Valine-sensitive acetohydroxy acid synthases in Escherichia coli K-12: Unique regulation modulated by multiple genetic sites

Spontaneous mutants (146) of Escherichia coli K-12 were selected that were resistant to inhibition of growth by 1.2 mM L-valine (Valr). The Valr isolates, containing acetohydroxy acid synthase resistant to feedback inhibition by L-valine (AHASr), were classed according to cotransduction of the mutation with leu.

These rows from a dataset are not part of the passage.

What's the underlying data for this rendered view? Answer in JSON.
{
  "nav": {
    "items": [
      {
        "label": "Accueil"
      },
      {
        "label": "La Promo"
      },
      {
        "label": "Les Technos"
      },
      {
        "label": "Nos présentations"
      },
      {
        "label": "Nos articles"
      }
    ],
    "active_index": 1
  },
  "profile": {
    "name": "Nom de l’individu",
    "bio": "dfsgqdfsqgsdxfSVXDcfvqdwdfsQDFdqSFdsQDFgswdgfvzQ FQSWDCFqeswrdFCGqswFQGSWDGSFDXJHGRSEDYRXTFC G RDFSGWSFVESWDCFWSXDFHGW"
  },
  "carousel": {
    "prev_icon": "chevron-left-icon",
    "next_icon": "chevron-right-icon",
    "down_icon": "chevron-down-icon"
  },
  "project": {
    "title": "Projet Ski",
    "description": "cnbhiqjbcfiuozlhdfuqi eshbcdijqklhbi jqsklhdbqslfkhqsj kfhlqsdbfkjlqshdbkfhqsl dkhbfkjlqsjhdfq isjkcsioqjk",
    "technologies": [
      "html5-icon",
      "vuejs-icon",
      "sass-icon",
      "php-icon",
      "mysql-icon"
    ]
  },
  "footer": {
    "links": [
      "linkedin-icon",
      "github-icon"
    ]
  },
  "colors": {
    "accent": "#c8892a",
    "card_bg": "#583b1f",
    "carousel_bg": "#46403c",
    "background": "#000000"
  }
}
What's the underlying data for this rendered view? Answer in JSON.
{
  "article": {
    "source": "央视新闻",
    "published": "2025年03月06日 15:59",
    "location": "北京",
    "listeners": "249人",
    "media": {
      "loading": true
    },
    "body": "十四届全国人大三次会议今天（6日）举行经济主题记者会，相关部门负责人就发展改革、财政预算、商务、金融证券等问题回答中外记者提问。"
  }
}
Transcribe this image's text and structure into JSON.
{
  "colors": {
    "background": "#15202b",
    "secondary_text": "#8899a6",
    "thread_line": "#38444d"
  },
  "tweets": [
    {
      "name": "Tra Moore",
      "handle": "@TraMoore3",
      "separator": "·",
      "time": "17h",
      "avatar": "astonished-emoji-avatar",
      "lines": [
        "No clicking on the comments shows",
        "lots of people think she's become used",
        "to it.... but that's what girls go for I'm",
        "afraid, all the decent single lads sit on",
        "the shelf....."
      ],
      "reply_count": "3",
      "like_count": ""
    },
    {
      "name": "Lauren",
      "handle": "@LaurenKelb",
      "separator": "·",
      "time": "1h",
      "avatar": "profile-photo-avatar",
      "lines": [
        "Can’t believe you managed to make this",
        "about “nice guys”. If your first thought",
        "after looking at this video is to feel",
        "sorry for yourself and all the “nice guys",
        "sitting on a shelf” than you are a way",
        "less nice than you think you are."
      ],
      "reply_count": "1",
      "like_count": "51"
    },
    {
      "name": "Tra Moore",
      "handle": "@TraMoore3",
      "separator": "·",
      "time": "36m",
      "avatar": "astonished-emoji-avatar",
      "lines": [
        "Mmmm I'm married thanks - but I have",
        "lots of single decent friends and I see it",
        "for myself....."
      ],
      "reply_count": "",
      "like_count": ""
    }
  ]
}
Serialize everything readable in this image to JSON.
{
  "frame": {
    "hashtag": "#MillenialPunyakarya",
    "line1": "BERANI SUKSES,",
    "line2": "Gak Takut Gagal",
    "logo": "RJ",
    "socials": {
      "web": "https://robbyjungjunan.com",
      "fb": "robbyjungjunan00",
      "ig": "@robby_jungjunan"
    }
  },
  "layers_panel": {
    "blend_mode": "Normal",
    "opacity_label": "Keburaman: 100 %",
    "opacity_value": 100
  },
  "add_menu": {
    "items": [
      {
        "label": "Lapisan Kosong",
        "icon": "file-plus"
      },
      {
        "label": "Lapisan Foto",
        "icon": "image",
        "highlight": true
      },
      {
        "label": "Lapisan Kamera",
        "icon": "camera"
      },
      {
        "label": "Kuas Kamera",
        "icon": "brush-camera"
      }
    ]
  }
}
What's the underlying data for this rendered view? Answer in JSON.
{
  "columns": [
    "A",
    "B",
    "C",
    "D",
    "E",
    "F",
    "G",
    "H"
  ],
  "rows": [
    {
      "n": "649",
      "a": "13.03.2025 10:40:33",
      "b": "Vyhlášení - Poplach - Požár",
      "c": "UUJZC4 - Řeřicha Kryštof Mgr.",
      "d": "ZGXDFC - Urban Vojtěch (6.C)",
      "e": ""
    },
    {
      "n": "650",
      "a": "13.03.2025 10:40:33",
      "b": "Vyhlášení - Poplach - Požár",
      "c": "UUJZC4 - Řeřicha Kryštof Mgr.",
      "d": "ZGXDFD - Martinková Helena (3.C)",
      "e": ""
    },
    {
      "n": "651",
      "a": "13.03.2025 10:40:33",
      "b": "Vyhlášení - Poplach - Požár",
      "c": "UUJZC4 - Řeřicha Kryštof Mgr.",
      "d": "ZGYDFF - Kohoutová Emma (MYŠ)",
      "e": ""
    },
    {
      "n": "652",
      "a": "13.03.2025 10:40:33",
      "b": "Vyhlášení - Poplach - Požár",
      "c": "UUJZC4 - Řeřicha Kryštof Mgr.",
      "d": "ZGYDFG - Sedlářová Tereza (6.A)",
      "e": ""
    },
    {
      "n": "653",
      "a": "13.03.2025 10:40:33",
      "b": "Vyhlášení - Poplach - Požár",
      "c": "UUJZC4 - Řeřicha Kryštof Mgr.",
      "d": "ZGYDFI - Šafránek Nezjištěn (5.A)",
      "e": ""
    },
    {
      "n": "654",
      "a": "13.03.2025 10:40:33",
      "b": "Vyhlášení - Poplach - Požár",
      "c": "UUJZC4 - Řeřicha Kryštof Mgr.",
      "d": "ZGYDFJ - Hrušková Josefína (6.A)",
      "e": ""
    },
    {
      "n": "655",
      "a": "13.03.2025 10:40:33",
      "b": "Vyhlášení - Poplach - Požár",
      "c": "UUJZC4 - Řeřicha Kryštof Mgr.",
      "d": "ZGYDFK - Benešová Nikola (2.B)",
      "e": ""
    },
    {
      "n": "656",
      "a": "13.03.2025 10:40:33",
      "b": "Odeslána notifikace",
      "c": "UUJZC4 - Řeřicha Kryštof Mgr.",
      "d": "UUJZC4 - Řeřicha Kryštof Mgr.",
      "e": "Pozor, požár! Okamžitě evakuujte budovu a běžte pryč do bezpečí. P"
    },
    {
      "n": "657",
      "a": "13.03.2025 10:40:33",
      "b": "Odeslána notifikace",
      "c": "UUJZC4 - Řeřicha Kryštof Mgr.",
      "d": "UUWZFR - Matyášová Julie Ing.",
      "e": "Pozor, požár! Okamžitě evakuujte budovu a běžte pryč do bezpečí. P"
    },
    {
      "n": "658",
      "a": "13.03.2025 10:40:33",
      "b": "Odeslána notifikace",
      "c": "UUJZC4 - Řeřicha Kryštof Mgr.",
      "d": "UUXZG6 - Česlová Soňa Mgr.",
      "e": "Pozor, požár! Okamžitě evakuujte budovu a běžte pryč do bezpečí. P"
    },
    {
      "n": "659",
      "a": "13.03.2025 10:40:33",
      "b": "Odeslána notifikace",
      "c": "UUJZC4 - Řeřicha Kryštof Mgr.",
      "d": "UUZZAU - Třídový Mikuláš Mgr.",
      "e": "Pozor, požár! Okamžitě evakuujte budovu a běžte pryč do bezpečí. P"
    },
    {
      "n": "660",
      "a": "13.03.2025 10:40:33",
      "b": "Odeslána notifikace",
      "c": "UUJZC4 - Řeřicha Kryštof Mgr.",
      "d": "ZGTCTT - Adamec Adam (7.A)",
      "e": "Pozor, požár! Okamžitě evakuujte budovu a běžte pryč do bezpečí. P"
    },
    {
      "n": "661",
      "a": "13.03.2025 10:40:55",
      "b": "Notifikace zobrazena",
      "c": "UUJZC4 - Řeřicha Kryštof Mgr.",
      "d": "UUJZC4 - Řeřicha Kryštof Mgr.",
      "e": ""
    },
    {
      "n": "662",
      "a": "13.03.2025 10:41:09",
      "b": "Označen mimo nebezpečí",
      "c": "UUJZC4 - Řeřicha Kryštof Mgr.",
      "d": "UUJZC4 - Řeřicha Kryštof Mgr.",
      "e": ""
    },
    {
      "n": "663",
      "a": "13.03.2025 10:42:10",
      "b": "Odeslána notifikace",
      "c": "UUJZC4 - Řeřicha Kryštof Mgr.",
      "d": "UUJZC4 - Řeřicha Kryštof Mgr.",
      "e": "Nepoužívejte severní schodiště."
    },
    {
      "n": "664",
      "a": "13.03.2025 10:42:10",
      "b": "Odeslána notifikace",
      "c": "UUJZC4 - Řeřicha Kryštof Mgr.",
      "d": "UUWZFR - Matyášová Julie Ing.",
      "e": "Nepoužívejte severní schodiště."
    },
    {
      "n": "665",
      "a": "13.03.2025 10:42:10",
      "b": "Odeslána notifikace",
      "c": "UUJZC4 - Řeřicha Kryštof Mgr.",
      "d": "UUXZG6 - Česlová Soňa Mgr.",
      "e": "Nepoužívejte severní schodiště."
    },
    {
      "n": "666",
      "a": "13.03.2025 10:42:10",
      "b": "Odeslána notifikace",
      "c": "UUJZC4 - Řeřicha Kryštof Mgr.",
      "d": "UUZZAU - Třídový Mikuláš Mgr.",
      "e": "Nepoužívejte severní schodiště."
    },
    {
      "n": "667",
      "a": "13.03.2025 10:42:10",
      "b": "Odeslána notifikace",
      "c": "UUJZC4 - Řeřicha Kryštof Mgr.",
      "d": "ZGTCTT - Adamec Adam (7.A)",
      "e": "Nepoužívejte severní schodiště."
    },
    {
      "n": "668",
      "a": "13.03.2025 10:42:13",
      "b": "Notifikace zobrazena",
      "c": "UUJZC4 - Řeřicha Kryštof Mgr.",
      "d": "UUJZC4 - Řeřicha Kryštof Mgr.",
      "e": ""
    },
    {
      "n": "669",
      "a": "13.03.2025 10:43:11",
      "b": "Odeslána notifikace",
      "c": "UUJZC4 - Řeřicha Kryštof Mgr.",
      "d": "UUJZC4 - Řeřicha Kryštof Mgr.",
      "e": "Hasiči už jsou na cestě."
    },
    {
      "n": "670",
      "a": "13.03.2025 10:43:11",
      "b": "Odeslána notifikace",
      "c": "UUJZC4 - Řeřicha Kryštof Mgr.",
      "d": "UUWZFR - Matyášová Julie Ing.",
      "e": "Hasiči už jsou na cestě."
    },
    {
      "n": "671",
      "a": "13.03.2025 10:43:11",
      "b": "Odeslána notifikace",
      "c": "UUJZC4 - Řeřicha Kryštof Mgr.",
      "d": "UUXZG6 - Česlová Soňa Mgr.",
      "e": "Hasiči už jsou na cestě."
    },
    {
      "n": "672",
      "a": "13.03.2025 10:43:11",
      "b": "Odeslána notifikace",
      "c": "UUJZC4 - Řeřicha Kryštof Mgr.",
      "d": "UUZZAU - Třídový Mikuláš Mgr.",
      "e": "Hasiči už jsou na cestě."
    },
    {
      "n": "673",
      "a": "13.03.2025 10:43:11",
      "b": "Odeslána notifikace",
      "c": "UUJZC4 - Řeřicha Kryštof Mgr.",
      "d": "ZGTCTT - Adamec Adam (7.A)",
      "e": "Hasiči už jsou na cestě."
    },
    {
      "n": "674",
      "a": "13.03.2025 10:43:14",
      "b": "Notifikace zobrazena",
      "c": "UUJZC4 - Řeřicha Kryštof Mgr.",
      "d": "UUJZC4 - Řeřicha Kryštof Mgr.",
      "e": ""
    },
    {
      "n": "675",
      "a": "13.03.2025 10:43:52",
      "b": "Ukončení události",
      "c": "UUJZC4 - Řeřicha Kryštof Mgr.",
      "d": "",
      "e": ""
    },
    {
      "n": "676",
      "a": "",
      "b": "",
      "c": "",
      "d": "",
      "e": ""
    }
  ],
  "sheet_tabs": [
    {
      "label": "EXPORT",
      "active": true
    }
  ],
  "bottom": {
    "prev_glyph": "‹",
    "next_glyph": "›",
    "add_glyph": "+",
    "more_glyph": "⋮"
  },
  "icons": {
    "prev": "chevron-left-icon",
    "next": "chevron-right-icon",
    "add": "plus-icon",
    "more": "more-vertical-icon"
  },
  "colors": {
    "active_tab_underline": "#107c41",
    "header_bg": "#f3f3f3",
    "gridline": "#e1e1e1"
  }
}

Several mutations resulting in an AHASr phenotype were found to be cotransducible with glyA. However, no mutations causing a Valr phenotype were linked to ilv. AHAS activity was more closely examined in representatives of three classes of mutants with Valr linked to leu, labeled ilv-660, ilv-661, and ilv-662. The ilvE503 allele in E. coli K-12, known to cause a two- to three-fold derepression of AHAS, was found to affect regulation of synthesis of both valine-sensitive AHAS (AHASs) and AHASr in the mutants containing ilv-660 and ilv-661, whereas it affected repression of AHASs, only, in the mutant containing ilv-662. Further, both AHASs and AHASr in the ilv-661 mutant were repressed by valine, whereas valine did not repress AHASr synthesis in the strain carrying ilv-660 and only partially repressed AHASr in the strain carrying ilv-662. Unexpectedly, AHASr synthesis in strains carrying ilv-660 or ilv-662 was repressible by leucine. The ilv-660 locus appears to be similar in position to ilvH and encodes a product that confers valine-sensitivity upon AHAS activity in the wild-type E. coli K-12. The ilv-660 and ilv-662 loci may normally encode products that influence both the feedback sensitivity of AHAS and control of AHAS biosynthesis.